# Advanced Usage

## Overview

The **LLM Router** is designed to deliver **fast, reliable, and cost-efficient inference** without requiring you to manage infrastructure or providers. Based on your request and preferences, **cortecs** automatically selects the best available provider for you.

## How it works?

Routing happens in two main steps:

1. **Filtering:**\
   We instantly exclude providers that do not meet your request’s minimum requirements:
   * **Compliance Requirements:** Providers that don’t meet your compliance requirements are automatically excluded.
   * **Availability**: Unavailable or unresponsive providers are excluded.
   * **Context Length & Token Limit**: Providers that cannot handle the requested context length or number of output tokens are removed from consideration.
2. **Ranking:**\
   We use **predictive machine learning models** to estimate each provider's throughput and performance based on your request. Eligible providers are then ranked using your selected routing preference:

   | Preference             | Behavior                              |
   | ---------------------- | ------------------------------------- |
   | **Speed**              | Selects the fastest provider          |
   | **Cost**               | Select the most cost-efficient option |
   | **Balanced (default)** | Optimize for a mix of speed and cost  |

&#x20; You can set your routing preference in two ways:

* In the **API request body**:  `"preference": "speed" | "cost" | "balanced"`
* In the **model web interface**, use the **Select Preference** button.

&#x20; If you don’t specify a preference, the system defaults to **balanced**.

> 🔄 **Automatic Fallback:** If the top-ranked provider fails during processing, the router instantly retries with the next best option to **maximize** **uptime** and **minimizes failed requests**.

## Usage Cost

Response data typically includes a usage object that tracks `prompt_tokens`, `completion_tokens`, and `total_tokens` for every request. Cortecs enhances this metadata by adding cost information directly. This allows you to monitor the exact monetary spend of an inference call.

The `usage` field contains the following fields:

* `cost`: The overall cost of the call
* `cost_details`:
  * `prompt_cost`: Cost of the prompt tokens (input)
  * `completion_cost`: Cost of the completion tokens (output)
  * `prompt_audio_cost`: Cost of the audio

{% hint style="info" %}
**Note:** The costs returned represent credits where 1€ = 1.000.000 credits.
{% endhint %}

## Parameter Handling

**Cortecs** allows you to define preferred parameters across multiple providers. If a provider encounters an error while processing your parameters, the response is returned directly from that provider. Additionally, you can also pass router-specific parameters to control routing behavior.
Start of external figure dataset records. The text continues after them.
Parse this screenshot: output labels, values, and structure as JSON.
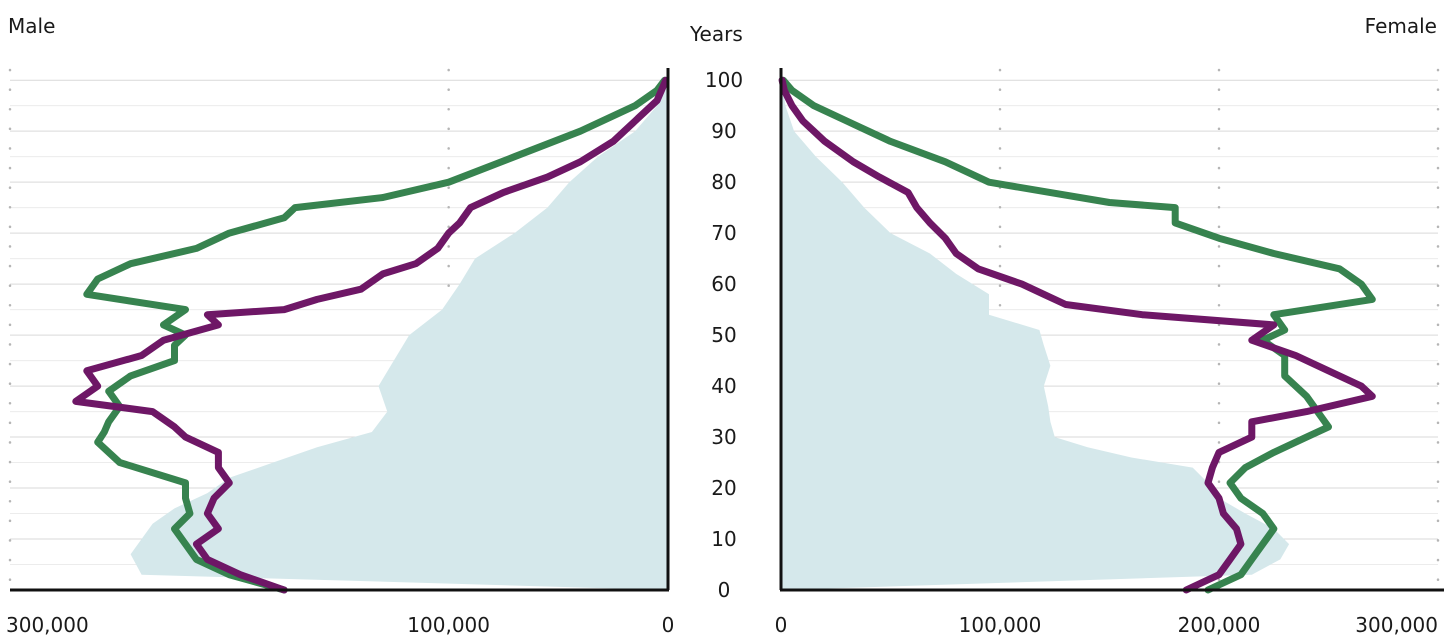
{
  "chart_data": {
    "type": "line",
    "title": "",
    "yaxis_label": "Years",
    "y_ticks": [
      0,
      10,
      20,
      30,
      40,
      50,
      60,
      70,
      80,
      90,
      100
    ],
    "ylim": [
      0,
      102
    ],
    "grid": true,
    "panels": [
      {
        "name": "Male",
        "direction": "left",
        "xlim": [
          0,
          300000
        ],
        "x_ticks": [
          {
            "value": 300000,
            "label": "300,000"
          },
          {
            "value": 100000,
            "label": "100,000"
          },
          {
            "value": 0,
            "label": "0"
          }
        ]
      },
      {
        "name": "Female",
        "direction": "right",
        "xlim": [
          0,
          300000
        ],
        "x_ticks": [
          {
            "value": 0,
            "label": "0"
          },
          {
            "value": 100000,
            "label": "100,000"
          },
          {
            "value": 200000,
            "label": "200,000"
          },
          {
            "value": 300000,
            "label": "300,000"
          }
        ]
      }
    ],
    "series": [
      {
        "panel": "Male",
        "style": "area",
        "color": "#d5e8eb",
        "points": [
          [
            0,
            0
          ],
          [
            3,
            240000
          ],
          [
            7,
            245000
          ],
          [
            10,
            240000
          ],
          [
            13,
            235000
          ],
          [
            16,
            225000
          ],
          [
            19,
            210000
          ],
          [
            22,
            200000
          ],
          [
            25,
            180000
          ],
          [
            28,
            160000
          ],
          [
            31,
            135000
          ],
          [
            35,
            128000
          ],
          [
            40,
            132000
          ],
          [
            45,
            125000
          ],
          [
            50,
            118000
          ],
          [
            55,
            103000
          ],
          [
            60,
            95000
          ],
          [
            65,
            88000
          ],
          [
            70,
            70000
          ],
          [
            75,
            55000
          ],
          [
            80,
            45000
          ],
          [
            85,
            32000
          ],
          [
            90,
            15000
          ],
          [
            95,
            5000
          ],
          [
            100,
            1000
          ]
        ]
      },
      {
        "panel": "Male",
        "style": "line",
        "color": "#37834f",
        "points": [
          [
            0,
            175000
          ],
          [
            3,
            200000
          ],
          [
            6,
            215000
          ],
          [
            9,
            220000
          ],
          [
            12,
            225000
          ],
          [
            15,
            218000
          ],
          [
            18,
            220000
          ],
          [
            21,
            220000
          ],
          [
            25,
            250000
          ],
          [
            29,
            260000
          ],
          [
            31,
            257000
          ],
          [
            33,
            255000
          ],
          [
            36,
            250000
          ],
          [
            39,
            255000
          ],
          [
            42,
            245000
          ],
          [
            45,
            225000
          ],
          [
            48,
            225000
          ],
          [
            50,
            220000
          ],
          [
            52,
            230000
          ],
          [
            55,
            220000
          ],
          [
            58,
            265000
          ],
          [
            61,
            260000
          ],
          [
            64,
            245000
          ],
          [
            67,
            215000
          ],
          [
            70,
            200000
          ],
          [
            73,
            175000
          ],
          [
            75,
            170000
          ],
          [
            77,
            130000
          ],
          [
            80,
            100000
          ],
          [
            85,
            70000
          ],
          [
            90,
            40000
          ],
          [
            95,
            15000
          ],
          [
            98,
            5000
          ],
          [
            100,
            1500
          ]
        ]
      },
      {
        "panel": "Male",
        "style": "line",
        "color": "#6e1766",
        "points": [
          [
            0,
            175000
          ],
          [
            3,
            195000
          ],
          [
            6,
            210000
          ],
          [
            9,
            215000
          ],
          [
            12,
            205000
          ],
          [
            15,
            210000
          ],
          [
            18,
            207000
          ],
          [
            21,
            200000
          ],
          [
            24,
            205000
          ],
          [
            27,
            205000
          ],
          [
            30,
            220000
          ],
          [
            32,
            225000
          ],
          [
            35,
            235000
          ],
          [
            37,
            270000
          ],
          [
            40,
            260000
          ],
          [
            43,
            265000
          ],
          [
            46,
            240000
          ],
          [
            49,
            230000
          ],
          [
            52,
            205000
          ],
          [
            54,
            210000
          ],
          [
            55,
            175000
          ],
          [
            57,
            160000
          ],
          [
            59,
            140000
          ],
          [
            62,
            130000
          ],
          [
            64,
            115000
          ],
          [
            67,
            105000
          ],
          [
            70,
            100000
          ],
          [
            72,
            95000
          ],
          [
            75,
            90000
          ],
          [
            78,
            75000
          ],
          [
            81,
            55000
          ],
          [
            84,
            40000
          ],
          [
            88,
            25000
          ],
          [
            92,
            15000
          ],
          [
            96,
            5000
          ],
          [
            100,
            1000
          ]
        ]
      },
      {
        "panel": "Female",
        "style": "area",
        "color": "#d5e8eb",
        "points": [
          [
            0,
            0
          ],
          [
            3,
            215000
          ],
          [
            6,
            228000
          ],
          [
            9,
            232000
          ],
          [
            12,
            225000
          ],
          [
            15,
            212000
          ],
          [
            18,
            200000
          ],
          [
            21,
            195000
          ],
          [
            24,
            188000
          ],
          [
            26,
            160000
          ],
          [
            28,
            140000
          ],
          [
            30,
            125000
          ],
          [
            33,
            123000
          ],
          [
            36,
            122000
          ],
          [
            40,
            120000
          ],
          [
            44,
            123000
          ],
          [
            48,
            120000
          ],
          [
            51,
            118000
          ],
          [
            54,
            95000
          ],
          [
            58,
            95000
          ],
          [
            62,
            80000
          ],
          [
            66,
            68000
          ],
          [
            70,
            50000
          ],
          [
            75,
            38000
          ],
          [
            80,
            28000
          ],
          [
            85,
            16000
          ],
          [
            90,
            6000
          ],
          [
            95,
            2000
          ],
          [
            100,
            500
          ]
        ]
      },
      {
        "panel": "Female",
        "style": "line",
        "color": "#37834f",
        "points": [
          [
            0,
            195000
          ],
          [
            3,
            210000
          ],
          [
            6,
            215000
          ],
          [
            9,
            220000
          ],
          [
            12,
            225000
          ],
          [
            15,
            220000
          ],
          [
            18,
            210000
          ],
          [
            21,
            205000
          ],
          [
            24,
            212000
          ],
          [
            27,
            225000
          ],
          [
            30,
            240000
          ],
          [
            32,
            250000
          ],
          [
            35,
            245000
          ],
          [
            38,
            240000
          ],
          [
            42,
            230000
          ],
          [
            46,
            230000
          ],
          [
            49,
            220000
          ],
          [
            51,
            230000
          ],
          [
            54,
            225000
          ],
          [
            57,
            270000
          ],
          [
            60,
            265000
          ],
          [
            63,
            255000
          ],
          [
            66,
            225000
          ],
          [
            69,
            200000
          ],
          [
            72,
            180000
          ],
          [
            75,
            180000
          ],
          [
            76,
            150000
          ],
          [
            80,
            95000
          ],
          [
            84,
            75000
          ],
          [
            88,
            50000
          ],
          [
            92,
            30000
          ],
          [
            95,
            15000
          ],
          [
            98,
            5000
          ],
          [
            100,
            1000
          ]
        ]
      },
      {
        "panel": "Female",
        "style": "line",
        "color": "#6e1766",
        "points": [
          [
            0,
            185000
          ],
          [
            3,
            200000
          ],
          [
            6,
            205000
          ],
          [
            9,
            210000
          ],
          [
            12,
            208000
          ],
          [
            15,
            202000
          ],
          [
            18,
            200000
          ],
          [
            21,
            195000
          ],
          [
            24,
            197000
          ],
          [
            27,
            200000
          ],
          [
            30,
            215000
          ],
          [
            33,
            215000
          ],
          [
            35,
            240000
          ],
          [
            38,
            270000
          ],
          [
            40,
            265000
          ],
          [
            43,
            250000
          ],
          [
            46,
            235000
          ],
          [
            49,
            215000
          ],
          [
            52,
            225000
          ],
          [
            54,
            165000
          ],
          [
            56,
            130000
          ],
          [
            58,
            120000
          ],
          [
            60,
            110000
          ],
          [
            63,
            90000
          ],
          [
            66,
            80000
          ],
          [
            69,
            75000
          ],
          [
            72,
            68000
          ],
          [
            75,
            62000
          ],
          [
            78,
            58000
          ],
          [
            81,
            45000
          ],
          [
            84,
            33000
          ],
          [
            88,
            20000
          ],
          [
            92,
            10000
          ],
          [
            95,
            5000
          ],
          [
            98,
            1500
          ],
          [
            100,
            500
          ]
        ]
      }
    ]
  }
}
**Router Specific Parameters**

The following parameters control the behaviour of the router:

* `preference`: Choose between `speed`, `cost` and `balanced`. Default is `balanced`.
* `allowed_providers`: A list of allowed providers. The router will only use the specified providers and will not fall back to others. By default, all available providers are allowed.
* `eu_native`: A boolean indicating whether to restrict routing to EU-based and regulated providers. Default is `false`. Even when set to `false`, all routing remains GDPR compliant.
* `allow_quantization`: A boolean indicating whether to allow quantized endpoints. Default is `true`. Quantization is a model compression technique that typically preserves full accuracy, so enabling this option usually does not impact model performance.
* `timeout`: An integer representing the request timeout period in seconds. It defaults to `600`, providing a 10-minute window before the request is terminated.

> When using these parameters with an **OpenAI-compatible wrapper**, include them in the `extra_body` dictionary. See example [here](https://docs.cortecs.ai/quickstart#id-4.-send-your-first-request).

#### **Default Parameters**

If you don’t specify certain parameters, the following defaults apply:

* `temperature`: 0.7
* `frequency_penalty`: 0.0
* `presence_penalty`: 0.0

#### **Other Parameters**

Including optional parameters in your request may reduce the likelihood of successful execution, as not all providers support every parameter. When unsupported parameters are included, some providers may reject the request or fail to process it correctly.

> 💡 **Tip:** To improve reliability and maximize compatibility across providers, include **only the parameters that are essential** for your use case.